Resuspendez chaque échantillon avec un millilitre de tampon Ab, et centicade à sept watts pendant 30 secondes. Diluer en série les aliquots de chaque suspension, décupler, et les plaquer sur des plaques d’agar spécifiques. Incuber les plaques pendant 48 heures à 37 degrés Celsius en dioxyde de carbone de 5%, et compter les colonies.
Pour l’analyse des données, entrez les données brutes pour les bioassays dans une feuille de calcul, et calculez le journal de l’inhibition de croissance microbienne par chaque traitement, et le pourcentage de journal de l’inhibition de croissance microbienne, par rapport au contrôle. Corrigez la densité optique des lectures et calculez le pourcentage d’inhibition de la biomasse. Le profil chimique du dépistage biologique de la quantité de diterpenes de type Clerodane et de flavonoïdes glycoylés dans trois variétés d’extraits de C.sylvestris, à savoir sylvestris, intermédiaire et lingua, sont présentés ici.
Après analyse des données brutes, quatre extraits ont montré une réponse favorable. Les données chromatographic de ces quatre extraits montrent la présence simultanée des diterpenes clerodane-type et des flavonoïdes glycoylated. En outre, ils comprennent le même biome et la variété.

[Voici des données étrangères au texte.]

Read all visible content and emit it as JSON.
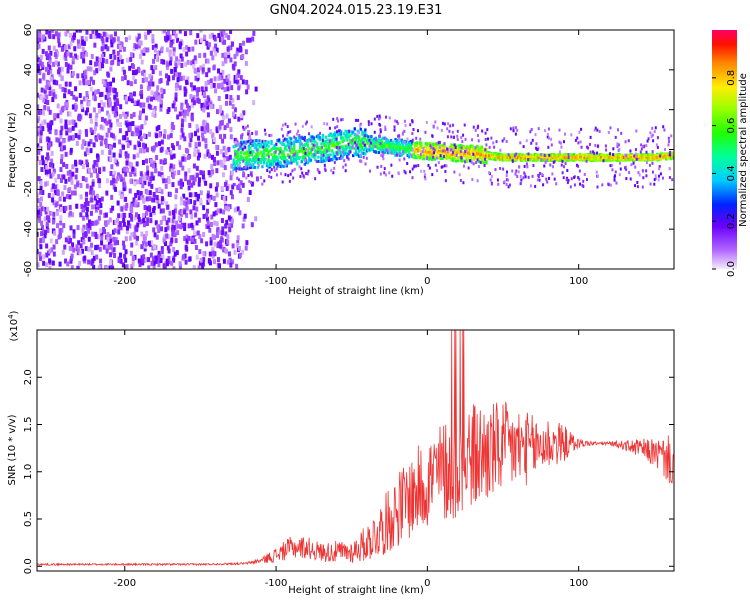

Le pourcentage calculé de CFU des cellules planctoniques traitées, la biomasse en pourcentage des biofilms traités, et pour cent de CFU du biofilm traité sont montrés ici. Aucun extrait brut n’a affecté de manière significative l’enlèvement des cellules de S.mutans adhéré au pellicle salivaire. L’adhérence des cellules S.mutans à la matrice glucane a été affaiblie par trois des extraits bruts.

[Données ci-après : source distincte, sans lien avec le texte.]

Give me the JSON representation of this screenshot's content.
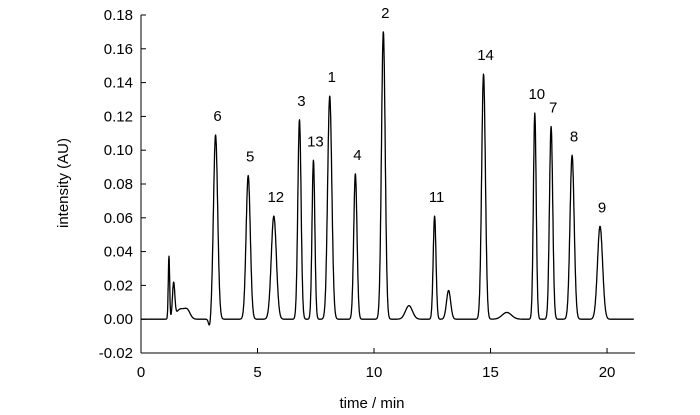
{
  "chart_data": {
    "type": "line",
    "title": "",
    "xlabel": "time / min",
    "ylabel": "intensity (AU)",
    "xlim": [
      0,
      21.2
    ],
    "ylim": [
      -0.02,
      0.18
    ],
    "x_ticks": [
      0,
      5,
      10,
      15,
      20
    ],
    "x_tick_labels": [
      "0",
      "5",
      "10",
      "15",
      "20"
    ],
    "y_ticks": [
      -0.02,
      0.0,
      0.02,
      0.04,
      0.06,
      0.08,
      0.1,
      0.12,
      0.14,
      0.16,
      0.18
    ],
    "y_tick_labels": [
      "-0.02",
      "0.00",
      "0.02",
      "0.04",
      "0.06",
      "0.08",
      "0.10",
      "0.12",
      "0.14",
      "0.16",
      "0.18"
    ],
    "grid": false,
    "baseline": 0.0,
    "peaks": [
      {
        "label": "6",
        "x": 3.2,
        "y": 0.109,
        "width": 0.09
      },
      {
        "label": "5",
        "x": 4.6,
        "y": 0.085,
        "width": 0.09
      },
      {
        "label": "12",
        "x": 5.7,
        "y": 0.061,
        "width": 0.11
      },
      {
        "label": "3",
        "x": 6.8,
        "y": 0.118,
        "width": 0.07
      },
      {
        "label": "13",
        "x": 7.4,
        "y": 0.094,
        "width": 0.06
      },
      {
        "label": "1",
        "x": 8.1,
        "y": 0.132,
        "width": 0.09
      },
      {
        "label": "4",
        "x": 9.2,
        "y": 0.086,
        "width": 0.07
      },
      {
        "label": "2",
        "x": 10.4,
        "y": 0.17,
        "width": 0.08
      },
      {
        "label": "11",
        "x": 12.6,
        "y": 0.061,
        "width": 0.06
      },
      {
        "label": "14",
        "x": 14.7,
        "y": 0.145,
        "width": 0.08
      },
      {
        "label": "10",
        "x": 16.9,
        "y": 0.122,
        "width": 0.06
      },
      {
        "label": "7",
        "x": 17.6,
        "y": 0.114,
        "width": 0.07
      },
      {
        "label": "8",
        "x": 18.5,
        "y": 0.097,
        "width": 0.09
      },
      {
        "label": "9",
        "x": 19.7,
        "y": 0.055,
        "width": 0.11
      }
    ],
    "minor_features": [
      {
        "x": 1.2,
        "y": 0.037,
        "width": 0.03
      },
      {
        "x": 1.4,
        "y": 0.02,
        "width": 0.05
      },
      {
        "x": 1.7,
        "y": 0.006,
        "width": 0.2
      },
      {
        "x": 2.0,
        "y": 0.004,
        "width": 0.12
      },
      {
        "x": 2.95,
        "y": -0.005,
        "width": 0.05
      },
      {
        "x": 11.5,
        "y": 0.008,
        "width": 0.15
      },
      {
        "x": 13.2,
        "y": 0.017,
        "width": 0.09
      },
      {
        "x": 15.7,
        "y": 0.004,
        "width": 0.2
      }
    ]
  }
}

Étant donné que chaque espèce végétale nécessite des méthodes d’analyse chimique optimisées et spécifiques, la meilleure fraction de solvant et la meilleure méthode analytique doivent être sélectionnées à partir de rapports antérieurs ou définies par conception expérimentale. Il est essentiel de préparer des formulations avec l’extrait brut le plus actif et les fractions et de les tester sur des modèles complexes pour empêcher le développement de biofilms et de cavités.